Fig. 2: MASS successfully identifies predictor features for a small microbial growth dataset.

a Sixty-five different marine heterotrophic bacterial strains (rows) were grown individually on 11 different media (columns) (see ref. 21 for details) including Difco Marine Broth (difcoMB), eight engineered media with single classes of carbon sources (HMBpep = peptides; HMBaa = amino acids; HMBlips = lipids; HMBoligo = oligosaccharides; HMBorg = organic acids; HMBntrl = neutral sugars; HMBamisug = amino sugars; HMBacdsug = acidic sugars), a defined medium containing all eight carbon classes (HMBcmpt), and a medium with no added carbon sources (HMB–). The names of the different strains are available in Supplementary Data 1. b Matrix showing which media were used as a predictor (gray) or as a response (black) as a function of the total number of predictors allowed (parameter p). c Shannon entropy of each medium. b, c Media are arranged in descending order of how frequently they were used as predictors. d Average Matthews correlation coefficient (MCC) of random forest classifiers for each number of predictors, p.
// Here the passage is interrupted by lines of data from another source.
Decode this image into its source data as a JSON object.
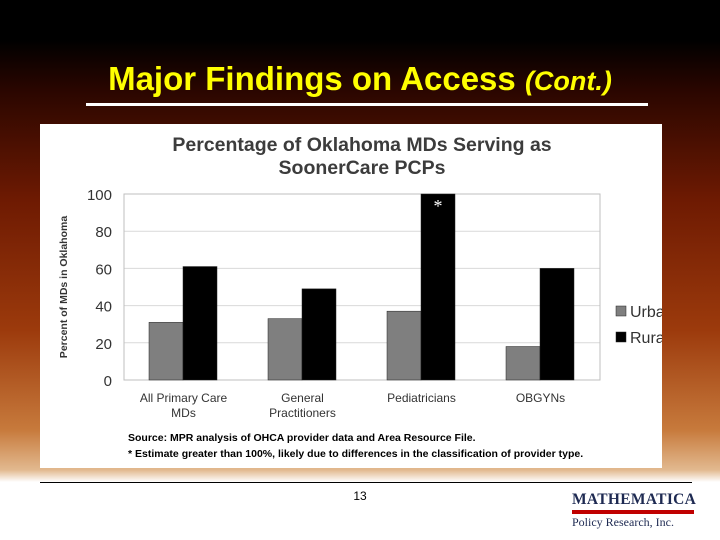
{
  "slide": {
    "title": "Major Findings on Access",
    "title_suffix": "(Cont.)",
    "page_number": "13",
    "logo_main": "MATHEMATICA",
    "logo_sub": "Policy Research, Inc."
  },
  "colors": {
    "urban": "#7f7f7f",
    "rural": "#000000",
    "title": "#ffff00",
    "logo_bar": "#c00000"
  },
  "chart_data": {
    "type": "bar",
    "title_lines": [
      "Percentage of Oklahoma MDs Serving as",
      "SoonerCare PCPs"
    ],
    "ylabel": "Percent of MDs in Oklahoma",
    "xlabel": "",
    "ylim": [
      0,
      100
    ],
    "yticks": [
      "0",
      "20",
      "40",
      "60",
      "80",
      "100"
    ],
    "grid": true,
    "legend_position": "right",
    "categories": [
      [
        "All Primary Care",
        "MDs"
      ],
      [
        "General",
        "Practitioners"
      ],
      [
        "Pediatricians"
      ],
      [
        "OBGYNs"
      ]
    ],
    "series": [
      {
        "name": "Urban",
        "values": [
          31,
          33,
          37,
          18
        ]
      },
      {
        "name": "Rural",
        "values": [
          61,
          49,
          100,
          60
        ]
      }
    ],
    "annotations": [
      {
        "category_index": 2,
        "series": "Rural",
        "text": "*"
      }
    ],
    "notes": [
      "Source: MPR analysis of OHCA provider data and Area Resource File.",
      "* Estimate greater than 100%, likely due to differences in the classification of provider type."
    ]
  }
}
The classifiers were trained either using the MASS selection of predictors (blue), predictor sets selected based on maximum Shannon entropy (red), or 300 random draws of conditions used as predictors (green). Each point represents the mean MCC obtained via fivefold cross-validation; the thick lines are the mean of those means across all MCC values for a respective p. Source Data for Fig. 2c, d is available in Supplementary Data 4.